In this case, the starting point was that the owning and holding of land in order to obtain an income from it was generally to be characterised as an investment activity. Further, such an investment could still be actively managed without losing its essential character as an investment; various cases were cited in support of this.

Accordingly, the fact that the co-owners had carried on an active business of letting the property to holidaymakers did not detract from the point that, to that extent at least, the business was basically one of an investment nature.

It was clear from the decision in George that the provision of additional services and facilities to holidaymakers was not to be regarded as part of the maintenance of the property as an investment, and that their characterisation as services was unaffected by the fact that no separate charge was made for them.

However, the critical question was whether those services were of such a nature and extent that they prevented the business from being mainly one of holding the property as an investment.
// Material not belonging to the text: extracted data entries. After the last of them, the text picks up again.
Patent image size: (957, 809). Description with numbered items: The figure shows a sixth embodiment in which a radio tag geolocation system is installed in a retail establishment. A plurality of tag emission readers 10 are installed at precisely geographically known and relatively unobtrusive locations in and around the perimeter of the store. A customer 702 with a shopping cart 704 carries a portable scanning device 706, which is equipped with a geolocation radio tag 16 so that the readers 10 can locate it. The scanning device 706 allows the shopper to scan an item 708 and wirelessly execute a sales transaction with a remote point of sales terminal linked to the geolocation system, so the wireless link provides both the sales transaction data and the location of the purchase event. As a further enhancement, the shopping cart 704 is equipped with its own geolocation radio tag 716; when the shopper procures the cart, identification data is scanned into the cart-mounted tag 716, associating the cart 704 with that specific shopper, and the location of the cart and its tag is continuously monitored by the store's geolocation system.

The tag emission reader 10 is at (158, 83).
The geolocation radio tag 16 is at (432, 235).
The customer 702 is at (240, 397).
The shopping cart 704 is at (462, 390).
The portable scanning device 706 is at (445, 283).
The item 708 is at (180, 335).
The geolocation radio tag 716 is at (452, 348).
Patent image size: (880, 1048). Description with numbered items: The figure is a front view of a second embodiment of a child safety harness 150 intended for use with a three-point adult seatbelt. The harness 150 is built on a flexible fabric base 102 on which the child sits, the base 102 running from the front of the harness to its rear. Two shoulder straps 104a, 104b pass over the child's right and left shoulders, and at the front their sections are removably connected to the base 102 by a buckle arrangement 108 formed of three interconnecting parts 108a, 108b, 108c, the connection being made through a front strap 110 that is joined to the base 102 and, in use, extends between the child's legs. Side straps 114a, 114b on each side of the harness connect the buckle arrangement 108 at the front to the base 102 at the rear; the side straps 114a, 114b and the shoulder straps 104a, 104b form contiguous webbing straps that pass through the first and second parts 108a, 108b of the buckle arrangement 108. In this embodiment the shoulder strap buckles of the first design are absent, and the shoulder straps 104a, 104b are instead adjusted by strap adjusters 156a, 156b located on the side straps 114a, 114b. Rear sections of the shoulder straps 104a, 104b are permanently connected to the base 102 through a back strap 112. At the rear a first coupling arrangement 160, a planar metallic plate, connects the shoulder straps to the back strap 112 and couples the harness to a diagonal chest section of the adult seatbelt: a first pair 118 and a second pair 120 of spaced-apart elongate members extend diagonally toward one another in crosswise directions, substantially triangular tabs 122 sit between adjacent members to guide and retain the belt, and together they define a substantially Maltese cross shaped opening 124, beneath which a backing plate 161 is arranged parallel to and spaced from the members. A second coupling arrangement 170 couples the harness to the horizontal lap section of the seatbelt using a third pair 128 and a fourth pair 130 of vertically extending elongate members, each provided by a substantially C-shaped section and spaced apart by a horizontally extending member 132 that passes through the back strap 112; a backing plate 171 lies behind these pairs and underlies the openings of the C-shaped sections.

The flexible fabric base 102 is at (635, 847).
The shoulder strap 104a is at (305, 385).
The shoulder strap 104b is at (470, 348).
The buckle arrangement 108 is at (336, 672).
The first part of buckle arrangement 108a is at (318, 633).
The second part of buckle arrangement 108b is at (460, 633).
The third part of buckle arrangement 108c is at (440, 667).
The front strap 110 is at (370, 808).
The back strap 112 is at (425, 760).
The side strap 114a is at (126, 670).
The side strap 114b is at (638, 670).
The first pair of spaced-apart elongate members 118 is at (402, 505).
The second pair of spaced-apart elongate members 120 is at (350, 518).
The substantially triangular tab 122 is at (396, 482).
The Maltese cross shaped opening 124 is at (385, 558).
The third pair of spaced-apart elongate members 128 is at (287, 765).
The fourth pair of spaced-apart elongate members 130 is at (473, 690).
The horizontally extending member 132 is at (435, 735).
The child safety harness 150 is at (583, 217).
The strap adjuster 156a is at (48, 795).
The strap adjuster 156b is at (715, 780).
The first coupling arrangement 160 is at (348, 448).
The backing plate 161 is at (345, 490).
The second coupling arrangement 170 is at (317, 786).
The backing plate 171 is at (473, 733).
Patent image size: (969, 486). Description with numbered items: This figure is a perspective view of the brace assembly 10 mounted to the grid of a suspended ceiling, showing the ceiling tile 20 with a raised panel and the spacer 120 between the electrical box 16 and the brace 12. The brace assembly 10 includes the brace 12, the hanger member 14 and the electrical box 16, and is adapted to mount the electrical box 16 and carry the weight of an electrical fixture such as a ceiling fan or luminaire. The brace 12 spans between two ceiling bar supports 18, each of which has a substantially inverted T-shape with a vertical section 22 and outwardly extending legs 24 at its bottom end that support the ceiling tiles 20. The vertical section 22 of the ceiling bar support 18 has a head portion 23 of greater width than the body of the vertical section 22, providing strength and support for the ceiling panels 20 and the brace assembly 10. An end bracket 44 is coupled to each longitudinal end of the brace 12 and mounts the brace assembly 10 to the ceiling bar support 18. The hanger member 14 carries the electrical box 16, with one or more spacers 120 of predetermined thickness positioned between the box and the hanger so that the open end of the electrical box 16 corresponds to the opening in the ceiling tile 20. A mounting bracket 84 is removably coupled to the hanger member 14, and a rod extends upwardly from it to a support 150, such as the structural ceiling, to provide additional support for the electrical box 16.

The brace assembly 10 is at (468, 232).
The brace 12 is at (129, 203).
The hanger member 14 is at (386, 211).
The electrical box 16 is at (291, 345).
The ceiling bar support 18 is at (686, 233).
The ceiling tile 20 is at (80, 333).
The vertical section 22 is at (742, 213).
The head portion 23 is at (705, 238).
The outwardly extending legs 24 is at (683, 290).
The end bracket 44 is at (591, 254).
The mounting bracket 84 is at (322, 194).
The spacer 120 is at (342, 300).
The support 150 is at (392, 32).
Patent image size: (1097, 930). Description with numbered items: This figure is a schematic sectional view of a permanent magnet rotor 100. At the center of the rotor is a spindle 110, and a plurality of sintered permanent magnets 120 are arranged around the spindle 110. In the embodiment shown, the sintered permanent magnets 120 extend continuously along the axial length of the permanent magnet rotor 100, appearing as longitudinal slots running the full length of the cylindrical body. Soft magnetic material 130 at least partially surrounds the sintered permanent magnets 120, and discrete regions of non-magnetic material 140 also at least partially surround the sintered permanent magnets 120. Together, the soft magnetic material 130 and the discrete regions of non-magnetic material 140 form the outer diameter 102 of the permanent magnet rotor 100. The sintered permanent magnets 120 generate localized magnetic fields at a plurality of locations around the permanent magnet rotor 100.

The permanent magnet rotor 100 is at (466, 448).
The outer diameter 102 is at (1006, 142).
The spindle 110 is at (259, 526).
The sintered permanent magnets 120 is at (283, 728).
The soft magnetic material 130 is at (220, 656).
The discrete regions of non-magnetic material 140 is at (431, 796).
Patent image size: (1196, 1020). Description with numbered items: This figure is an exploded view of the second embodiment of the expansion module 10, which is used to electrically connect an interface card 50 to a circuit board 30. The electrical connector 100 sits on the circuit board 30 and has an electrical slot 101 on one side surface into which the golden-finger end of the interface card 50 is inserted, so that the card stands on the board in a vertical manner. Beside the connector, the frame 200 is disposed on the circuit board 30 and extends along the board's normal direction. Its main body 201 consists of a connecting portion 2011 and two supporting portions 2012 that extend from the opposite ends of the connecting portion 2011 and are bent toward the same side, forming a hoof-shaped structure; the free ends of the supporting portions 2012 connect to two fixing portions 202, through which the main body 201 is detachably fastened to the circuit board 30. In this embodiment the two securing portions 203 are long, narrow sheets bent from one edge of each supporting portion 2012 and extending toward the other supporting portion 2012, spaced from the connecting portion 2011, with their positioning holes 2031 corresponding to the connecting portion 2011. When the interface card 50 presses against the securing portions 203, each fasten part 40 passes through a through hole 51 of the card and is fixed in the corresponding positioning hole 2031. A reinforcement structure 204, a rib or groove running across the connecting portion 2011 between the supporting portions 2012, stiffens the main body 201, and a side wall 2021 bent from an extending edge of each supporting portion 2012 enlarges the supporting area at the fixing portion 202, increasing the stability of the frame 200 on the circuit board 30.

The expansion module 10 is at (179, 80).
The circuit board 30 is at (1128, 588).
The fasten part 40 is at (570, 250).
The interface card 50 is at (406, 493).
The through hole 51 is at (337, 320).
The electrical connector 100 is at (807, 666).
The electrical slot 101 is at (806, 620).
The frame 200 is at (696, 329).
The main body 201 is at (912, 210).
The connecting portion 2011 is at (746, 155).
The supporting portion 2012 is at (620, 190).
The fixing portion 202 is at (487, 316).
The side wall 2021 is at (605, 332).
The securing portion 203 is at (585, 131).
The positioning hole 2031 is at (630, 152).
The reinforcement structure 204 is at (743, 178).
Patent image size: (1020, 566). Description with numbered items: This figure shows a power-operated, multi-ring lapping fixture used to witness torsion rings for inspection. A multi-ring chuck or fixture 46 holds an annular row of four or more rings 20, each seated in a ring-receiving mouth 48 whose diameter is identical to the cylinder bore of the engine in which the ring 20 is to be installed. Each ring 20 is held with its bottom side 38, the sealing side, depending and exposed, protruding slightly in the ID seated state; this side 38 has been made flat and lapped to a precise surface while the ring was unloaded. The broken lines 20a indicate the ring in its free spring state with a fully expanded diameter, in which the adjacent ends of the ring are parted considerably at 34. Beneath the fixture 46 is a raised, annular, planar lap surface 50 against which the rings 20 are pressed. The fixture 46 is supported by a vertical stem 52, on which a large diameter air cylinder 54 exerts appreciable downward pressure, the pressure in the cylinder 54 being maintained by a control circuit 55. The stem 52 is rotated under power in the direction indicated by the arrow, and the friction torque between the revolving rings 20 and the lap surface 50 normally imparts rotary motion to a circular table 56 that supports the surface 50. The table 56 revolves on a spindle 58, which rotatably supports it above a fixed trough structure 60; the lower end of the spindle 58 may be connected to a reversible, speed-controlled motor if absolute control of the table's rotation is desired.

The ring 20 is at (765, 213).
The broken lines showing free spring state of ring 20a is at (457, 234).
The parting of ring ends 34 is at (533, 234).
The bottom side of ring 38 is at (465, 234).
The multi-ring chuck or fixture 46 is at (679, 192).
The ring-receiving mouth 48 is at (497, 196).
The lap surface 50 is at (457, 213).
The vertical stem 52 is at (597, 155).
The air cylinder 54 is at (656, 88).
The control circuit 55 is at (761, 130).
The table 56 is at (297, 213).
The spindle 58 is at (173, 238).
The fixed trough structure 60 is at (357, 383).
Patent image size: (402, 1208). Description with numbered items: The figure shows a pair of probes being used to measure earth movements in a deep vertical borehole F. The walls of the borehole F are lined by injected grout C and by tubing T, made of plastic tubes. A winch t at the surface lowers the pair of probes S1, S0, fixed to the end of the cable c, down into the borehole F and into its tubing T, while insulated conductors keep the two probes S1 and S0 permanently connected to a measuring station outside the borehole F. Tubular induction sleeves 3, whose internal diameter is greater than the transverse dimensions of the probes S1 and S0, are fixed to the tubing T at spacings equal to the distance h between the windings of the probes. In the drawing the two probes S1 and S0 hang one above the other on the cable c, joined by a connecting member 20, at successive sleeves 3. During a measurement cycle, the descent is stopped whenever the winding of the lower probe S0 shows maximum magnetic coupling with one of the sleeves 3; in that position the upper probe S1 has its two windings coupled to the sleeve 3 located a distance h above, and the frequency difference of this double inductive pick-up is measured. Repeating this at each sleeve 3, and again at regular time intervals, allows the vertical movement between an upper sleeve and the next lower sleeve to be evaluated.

The implication from the judgment in George was that, in any normal case, an actively managed property letting business would fall within the exception in s. 105(3) because the ‘mainly’ condition would still be satisfied.

The services provided were all of a relatively standard nature, aimed at maximising the income which the family could obtain from the short term holiday letting of the property. Looking at the business overall, there was nothing to distinguish it from any other actively managed furnished letting business of a holiday property. It was held that there was certainly no basis for concluding that the services comprised in the total package were to such an extent that the business ceased to be one which was mainly of an investment nature.

The FTT had misdirected itself and should have concluded that the property was held mainly as an investment. HMRC's refusal of business property relief was reinstated.